I have a script that fetches several web pages and parses the info.
(An example can be seen at http://bluedevilbooks.com/search/?DEPT=MATH&CLASS=103&SEC=01 )
Fetching webpages obviously will take a while as you're not accessing anything local. If you have several to access, you could use the threading module to run a couple at once.

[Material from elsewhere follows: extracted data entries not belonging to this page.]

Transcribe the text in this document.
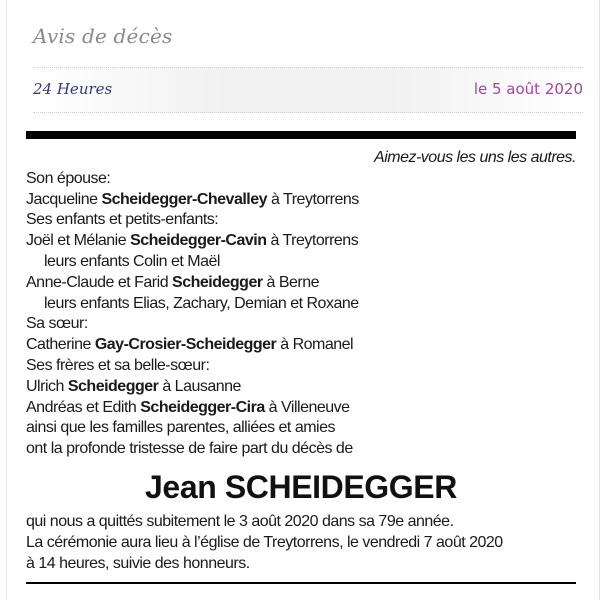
Avis de décès
24 Heures	le 5 août 2020
Aimez-vous les uns les autres.
Son épouse:
Jacqueline Scheidegger-Chevalley à Treytorrens
Ses enfants et petits-enfants:
Joël et Mélanie Scheidegger-Cavin à Treytorrens
leurs enfants Colin et Maël
Anne-Claude et Farid Scheidegger à Berne
leurs enfants Elias, Zachary, Demian et Roxane
Sa sœur:
Catherine Gay-Crosier-Scheidegger à Romanel
Ses frères et sa belle-sœur:
Ulrich Scheidegger à Lausanne
Andréas et Edith Scheidegger-Cira à Villeneuve
ainsi que les familles parentes, alliées et amies
ont la profonde tristesse de faire part du décès de
Jean SCHEIDEGGER
qui nous a quittés subitement le 3 août 2020 dans sa 79e année.
La cérémonie aura lieu à l’église de Treytorrens, le vendredi 7 août 2020
à 14 heures, suivie des honneurs.
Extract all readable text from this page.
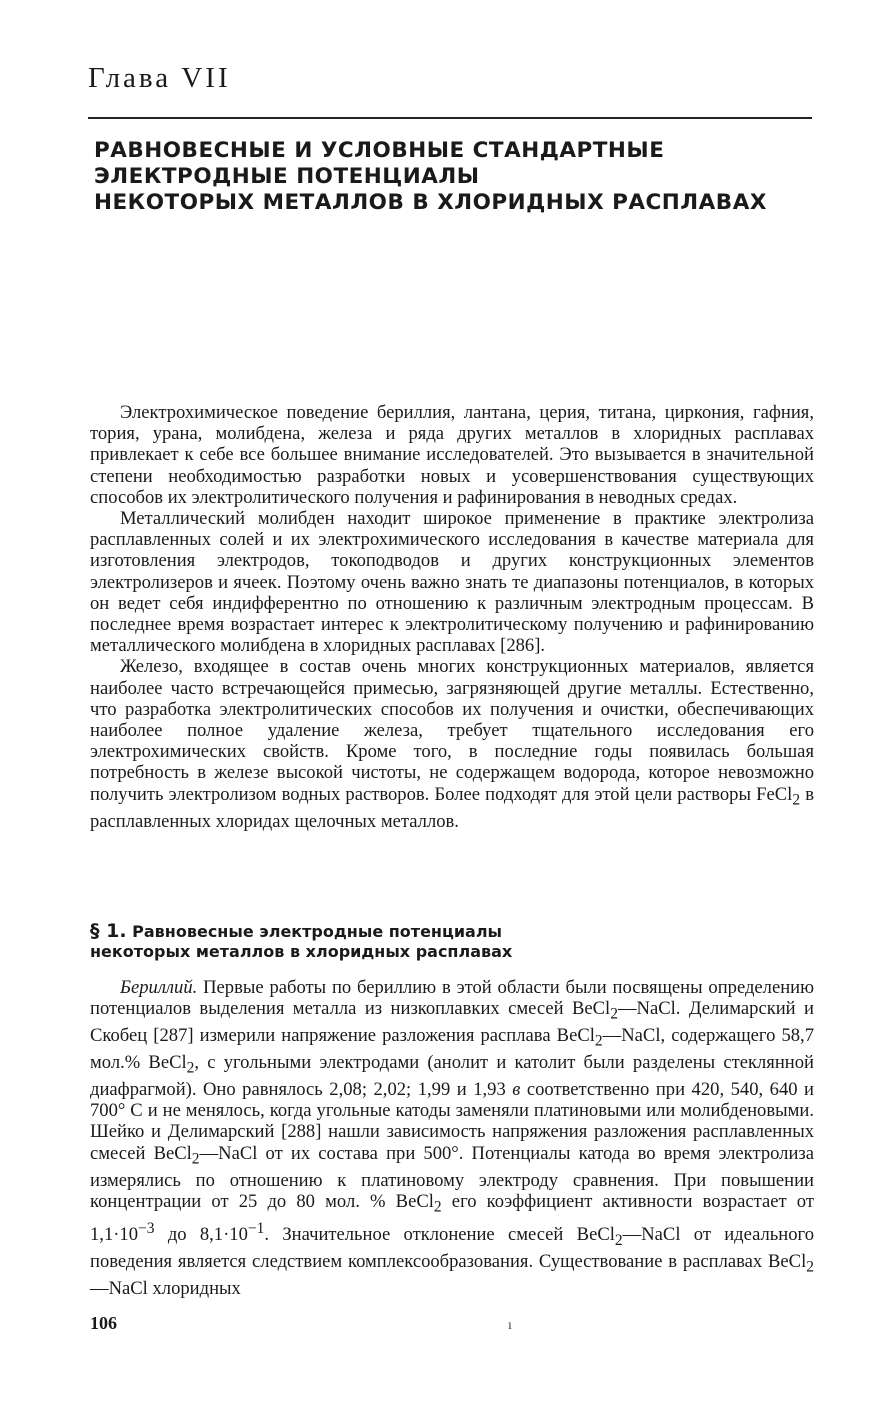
Глава VII
РАВНОВЕСНЫЕ И УСЛОВНЫЕ СТАНДАРТНЫЕ
ЭЛЕКТРОДНЫЕ ПОТЕНЦИАЛЫ
НЕКОТОРЫХ МЕТАЛЛОВ В ХЛОРИДНЫХ РАСПЛАВАХ

Электрохимическое поведение бериллия, лантана, церия, титана, циркония, гафния, тория, урана, молибдена, железа и ряда других металлов в хлоридных расплавах привлекает к себе все большее внимание исследователей. Это вызывается в значительной степени необходимостью разработки новых и усовершенствования существующих способов их электролитического получения и рафинирования в неводных средах.

Металлический молибден находит широкое применение в практике электролиза расплавленных солей и их электрохимического исследования в качестве материала для изготовления электродов, токоподводов и других конструкционных элементов электролизеров и ячеек. Поэтому очень важно знать те диапазоны потенциалов, в которых он ведет себя индифферентно по отношению к различным электродным процессам. В последнее время возрастает интерес к электролитическому получению и рафинированию металлического молибдена в хлоридных расплавах [286].

Железо, входящее в состав очень многих конструкционных материалов, является наиболее часто встречающейся примесью, загрязняющей другие металлы. Естественно, что разработка электролитических способов их получения и очистки, обеспечивающих наиболее полное удаление железа, требует тщательного исследования его электрохимических свойств. Кроме того, в последние годы появилась большая потребность в железе высокой чистоты, не содержащем водорода, которое невозможно получить электролизом водных растворов. Более подходят для этой цели растворы FeCl$_2$ в расплавленных хлоридах щелочных металлов.

§ 1. Равновесные электродные потенциалы
некоторых металлов в хлоридных расплавах

Бериллий. Первые работы по бериллию в этой области были посвящены определению потенциалов выделения металла из низкоплавких смесей BeCl$_2$—NaCl. Делимарский и Скобец [287] измерили напряжение разложения расплава BeCl$_2$—NaCl, содержащего 58,7 мол.% BeCl$_2$, с угольными электродами (анолит и католит были разделены стеклянной диафрагмой). Оно равнялось 2,08; 2,02; 1,99 и 1,93 в соответственно при 420, 540, 640 и 700° С и не менялось, когда угольные катоды заменяли платиновыми или молибденовыми. Шейко и Делимарский [288] нашли зависимость напряжения разложения расплавленных смесей BeCl$_2$—NaCl от их состава при 500°. Потенциалы катода во время электролиза измерялись по отношению к платиновому электроду сравнения. При повышении концентрации от 25 до 80 мол. % BeCl$_2$ его коэффициент активности возрастает от $1,1\cdot 10^{-3}$ до $8,1\cdot 10^{-1}$. Значительное отклонение смесей BeCl$_2$—NaCl от идеального поведения является следствием комплексообразования. Существование в расплавах BeCl$_2$—NaCl хлоридных

106	ı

Here's a very crude example
import threading
import urllib2
import time
urls = ['http://docs.python.org/library/threading.html',
'http://docs.python.org/library/thread.html',
'http://docs.python.org/library/multiprocessing.html',
'http://docs.python.org/howto/urllib2.html']
data1 = []
data2 = []
class PageFetch(threading.Thread):
def __init__(self, url, datadump):
self.url = url
self.datadump = datadump
threading.Thread.__init__(self)
def run(self):
page = urllib2.urlopen(self.url)
self.datadump.append(page.read()) # don't do it like this.
print "Starting threaded reads:"
start = time.clock()
for url in urls:
PageFetch(url, data2).start()
while len(data2) < len(urls): pass # don't do this either.
print "...took %f seconds" % (time.clock() - start)
print "Starting sequential reads:"
start = time.clock()
for url in urls:
page = urllib2.urlopen(url)
data1.append(page.read())
print "...took %f seconds" % (time.clock() - start)
for i,x in enumerate(data1):
print len(data1[i]), len(data2[i])
This was the output when I ran it:
Starting threaded reads:
...took 2.035579 seconds
Starting sequential reads:
...took 4.307102 seconds
73127 19923
19923 59366
361483 73127
59366 361483
Grabbing the data from the thread by appending to a list is probably ill-advised (Queue would be better) but it illustrates that there is a difference.